15 Set, 2026

Bastonário dos médicos pede medidas concretas para fortalecer SNS e fixar profissionais

O bastonário da Ordem dos Médicos defendeu hoje que é preciso “passar das palavras aos atos” para fortalecer o SNS, apontando como prioridades a fixação de médicos e outros profissionais, a resposta nos serviços de urgência e a correção das desigualdades territoriais no acesso à saúde.

Bastonário dos médicos pede medidas concretas para fortalecer SNS e fixar profissionais

O bastonário da Ordem dos Médicos (OM) defendeu hoje, em Coimbra, que é preciso passar das palavras aos atos e concretizar medidas para fortalecer o Serviço Nacional de Saúde (SNS) e garantir cuidados de saúde à população.

“É frequente declararmos a nossa paixão pelo SNS, mas mais do que dizer palavras bonitas, prometermos que vamos fazer, é preciso concretizar para o SNS produzir”, afirmou Carlos Cortes na cerimónia simbólica da rega da oliveira do SNS, no Parque Verde do Mondego, após as comemorações nacionais do 47.º aniversário do SNS, que decorreram durante a manhã no Convento São Francisco.

Na presença da ministra da Saúde, o bastonário da OM salientou que “é preciso concretizar e passar das palavras aos atos” para defender o legado do advogado António Arnaut, já falecido, fundador do SNS quando era ministro dos Assuntos Sociais, em 1979.

Carlos Cortes afirmou ainda ter a convicção de que a ministra Ana Paula Martins “gosta e acredita no SNS”, acrescentando que os médicos e outros profissionais de saúde querem trabalhar no SNS, mas “precisam de ter condições”.

Durante a manhã, em declarações aos jornalistas à margem da cerimónia das comemorações nacionais, o bastonário da OM defendeu que é necessário trabalhar mais na fixação de médicos no SNS e na resposta dos serviços de urgência, além de corrigir as desigualdades territoriais.

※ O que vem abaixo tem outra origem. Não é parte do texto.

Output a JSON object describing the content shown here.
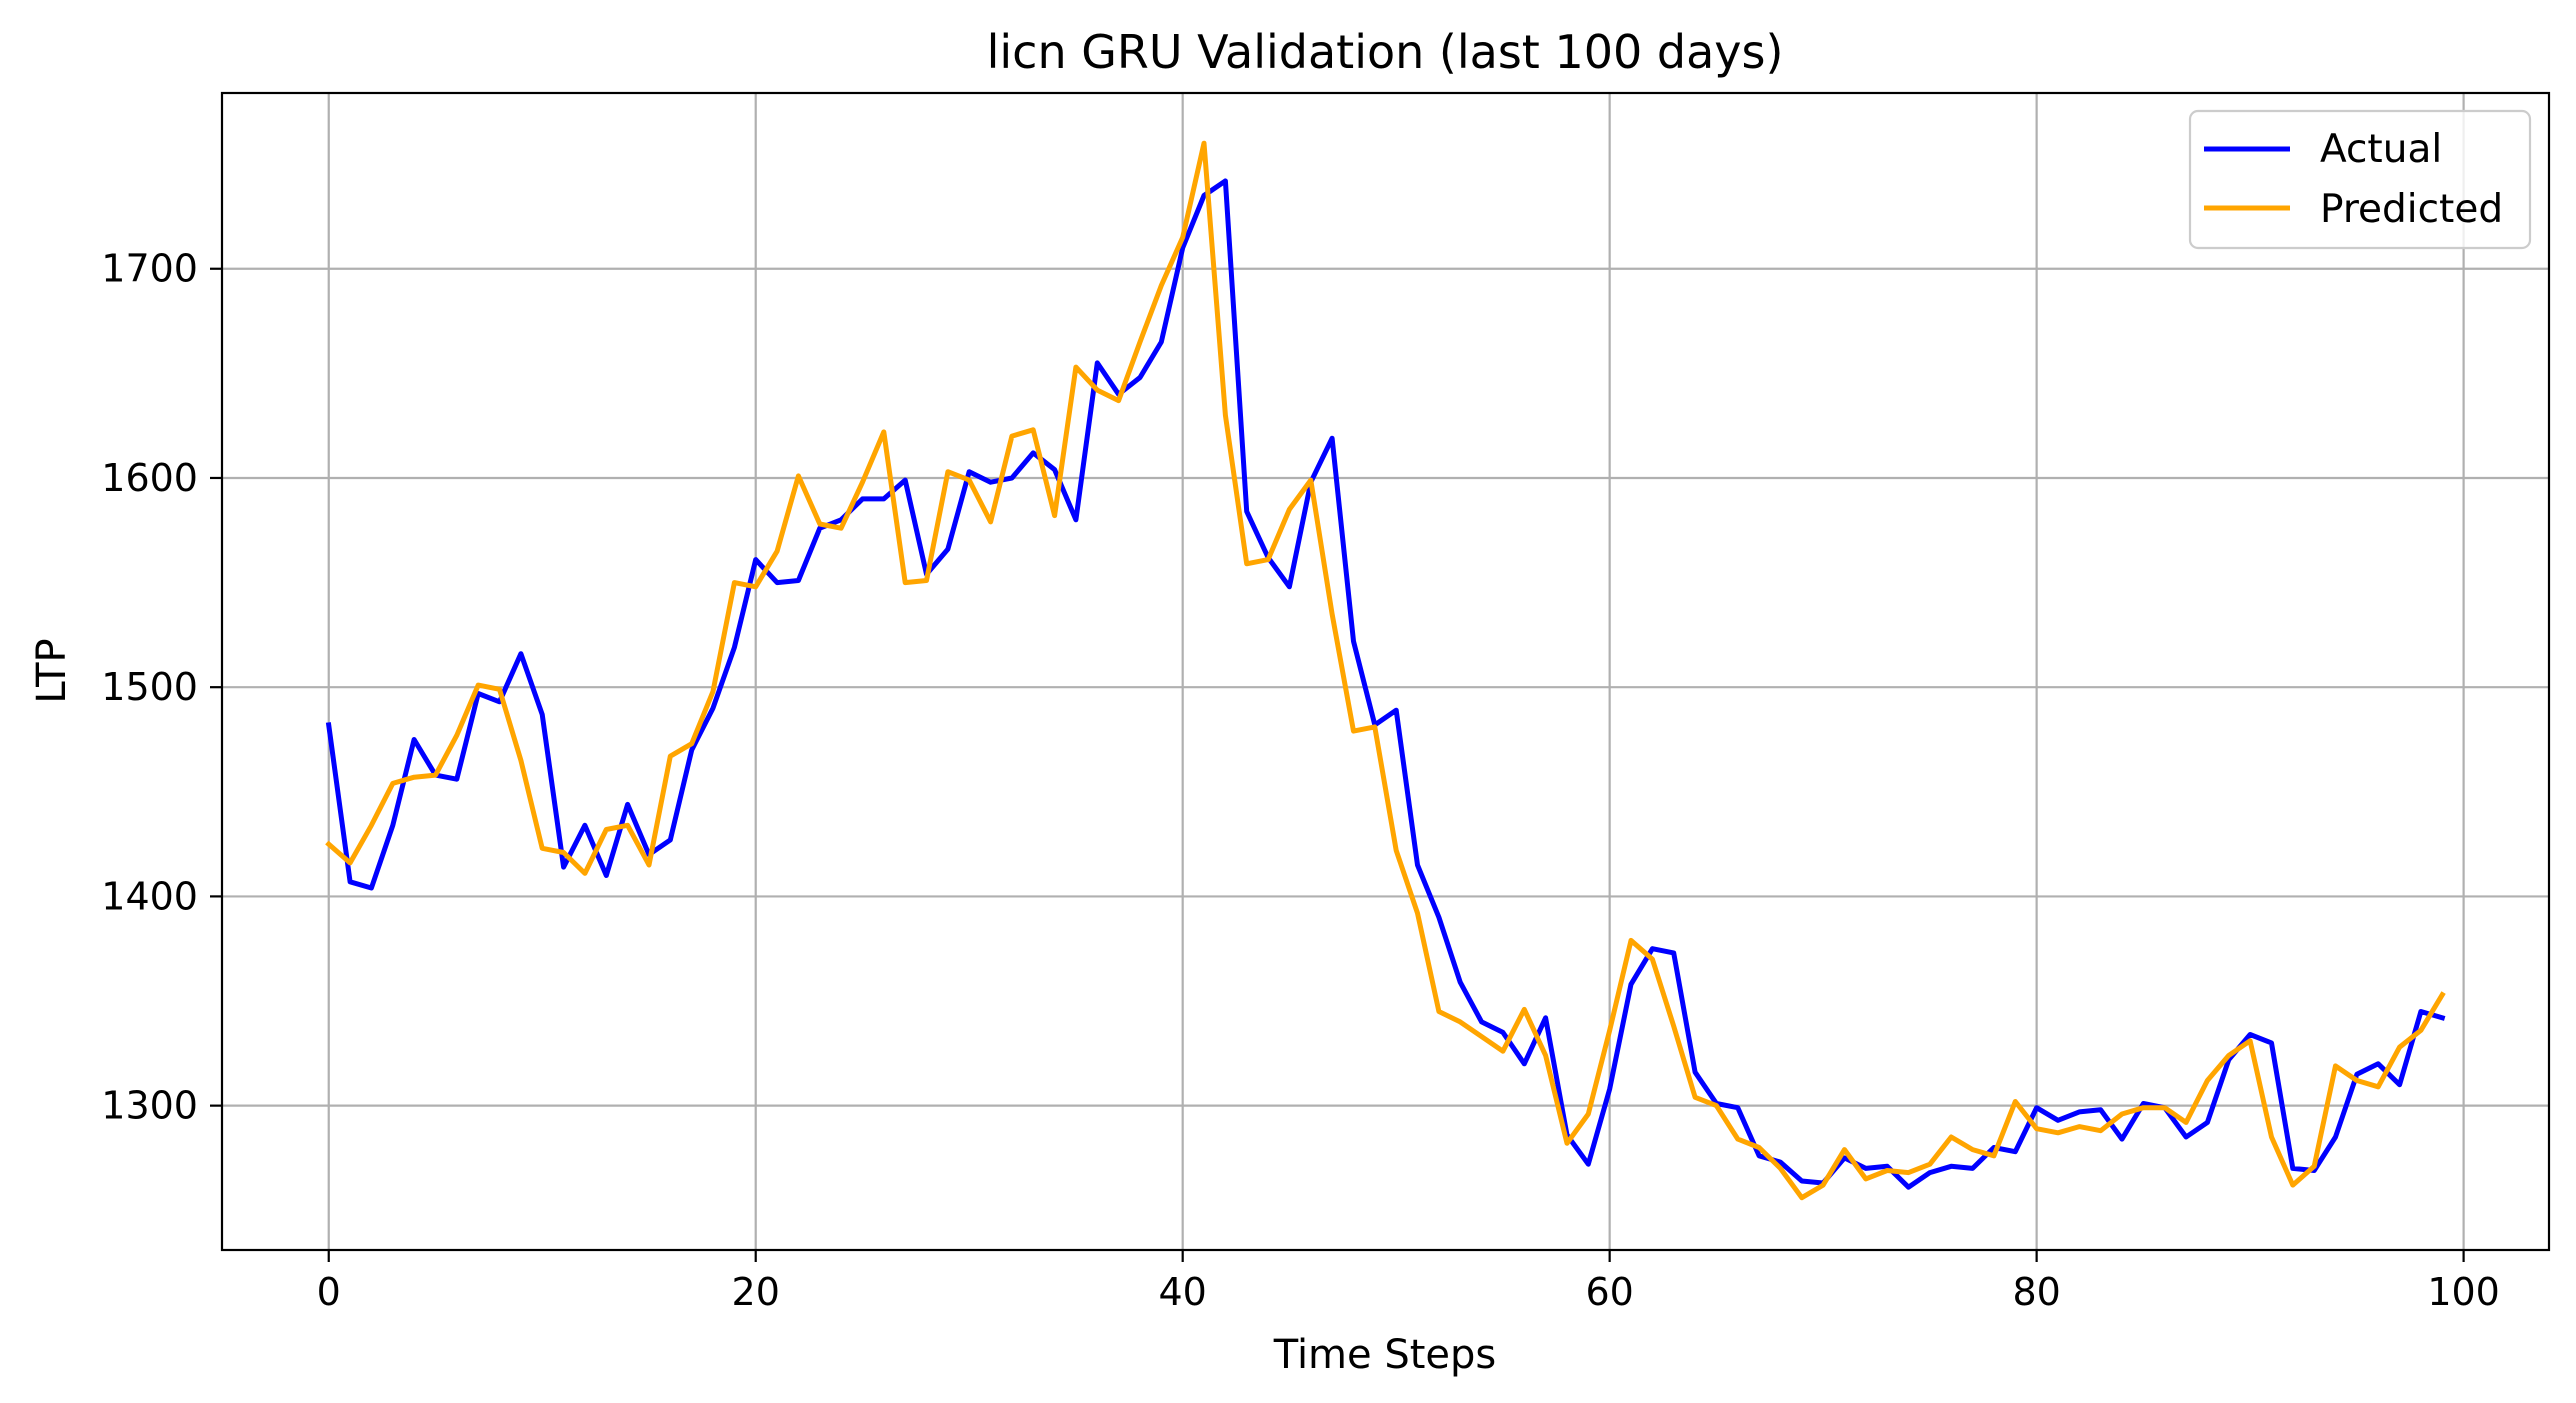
{
  "chart_data": {
    "type": "line",
    "title": "licn GRU Validation (last 100 days)",
    "xlabel": "Time Steps",
    "ylabel": "LTP",
    "xlim": [
      -5,
      104
    ],
    "ylim": [
      1231,
      1784
    ],
    "xticks": [
      0,
      20,
      40,
      60,
      80,
      100
    ],
    "yticks": [
      1300,
      1400,
      1500,
      1600,
      1700
    ],
    "grid": true,
    "legend_position": "top-right",
    "x": [
      0,
      1,
      2,
      3,
      4,
      5,
      6,
      7,
      8,
      9,
      10,
      11,
      12,
      13,
      14,
      15,
      16,
      17,
      18,
      19,
      20,
      21,
      22,
      23,
      24,
      25,
      26,
      27,
      28,
      29,
      30,
      31,
      32,
      33,
      34,
      35,
      36,
      37,
      38,
      39,
      40,
      41,
      42,
      43,
      44,
      45,
      46,
      47,
      48,
      49,
      50,
      51,
      52,
      53,
      54,
      55,
      56,
      57,
      58,
      59,
      60,
      61,
      62,
      63,
      64,
      65,
      66,
      67,
      68,
      69,
      70,
      71,
      72,
      73,
      74,
      75,
      76,
      77,
      78,
      79,
      80,
      81,
      82,
      83,
      84,
      85,
      86,
      87,
      88,
      89,
      90,
      91,
      92,
      93,
      94,
      95,
      96,
      97,
      98,
      99
    ],
    "series": [
      {
        "name": "Actual",
        "color": "#0000ff",
        "values": [
          1482,
          1407,
          1404,
          1434,
          1475,
          1458,
          1456,
          1497,
          1493,
          1516,
          1487,
          1414,
          1434,
          1410,
          1444,
          1420,
          1427,
          1470,
          1490,
          1519,
          1561,
          1550,
          1551,
          1576,
          1580,
          1590,
          1590,
          1599,
          1554,
          1566,
          1603,
          1598,
          1600,
          1612,
          1604,
          1580,
          1655,
          1640,
          1648,
          1665,
          1710,
          1735,
          1742,
          1584,
          1562,
          1548,
          1598,
          1619,
          1522,
          1482,
          1489,
          1415,
          1390,
          1359,
          1340,
          1335,
          1320,
          1342,
          1286,
          1272,
          1308,
          1358,
          1375,
          1373,
          1316,
          1301,
          1299,
          1276,
          1273,
          1264,
          1263,
          1275,
          1270,
          1271,
          1261,
          1268,
          1271,
          1270,
          1280,
          1278,
          1299,
          1293,
          1297,
          1298,
          1284,
          1301,
          1299,
          1285,
          1292,
          1322,
          1334,
          1330,
          1270,
          1269,
          1285,
          1315,
          1320,
          1310,
          1345,
          1342
        ]
      },
      {
        "name": "Predicted",
        "color": "#ffa500",
        "values": [
          1425,
          1416,
          1434,
          1454,
          1457,
          1458,
          1477,
          1501,
          1499,
          1465,
          1423,
          1421,
          1411,
          1432,
          1434,
          1415,
          1467,
          1473,
          1498,
          1550,
          1548,
          1565,
          1601,
          1578,
          1576,
          1598,
          1622,
          1550,
          1551,
          1603,
          1599,
          1579,
          1620,
          1623,
          1582,
          1653,
          1642,
          1637,
          1665,
          1692,
          1715,
          1760,
          1630,
          1559,
          1561,
          1585,
          1599,
          1535,
          1479,
          1481,
          1422,
          1392,
          1345,
          1340,
          1333,
          1326,
          1346,
          1324,
          1282,
          1296,
          1336,
          1379,
          1370,
          1338,
          1304,
          1300,
          1284,
          1280,
          1270,
          1256,
          1262,
          1279,
          1265,
          1269,
          1268,
          1272,
          1285,
          1279,
          1276,
          1302,
          1289,
          1287,
          1290,
          1288,
          1296,
          1299,
          1299,
          1292,
          1312,
          1324,
          1331,
          1285,
          1262,
          1271,
          1319,
          1312,
          1309,
          1328,
          1336,
          1353
        ]
      }
    ]
  }
}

“Ainda a semana passada estive no litoral alentejano, onde há menos médicos desde Alcácer do Sal até Odemira do que num dos serviços, por exemplo, do hospital em Coimbra”, afirmou Carlos Cortes.

Salientando que Portugal é um país desigual no acesso à saúde, situação que “tem de ser corrigida”, Carlos Cortes fez votos de que as “palavras bonitas” hoje ouvidas em torno do SNS “se transformem em ações concretas para as pessoas”.

O bastonário afirmou a ambição de que as pessoas “sintam verdadeiramente que têm melhores cuidados, com qualidade, com segurança e, sobretudo, melhor acesso”.

Para Carlos Cortes, o maior problema do SNS neste momento é “a sua incapacidade em atrair e em fixar médicos e outros profissionais de saúde”.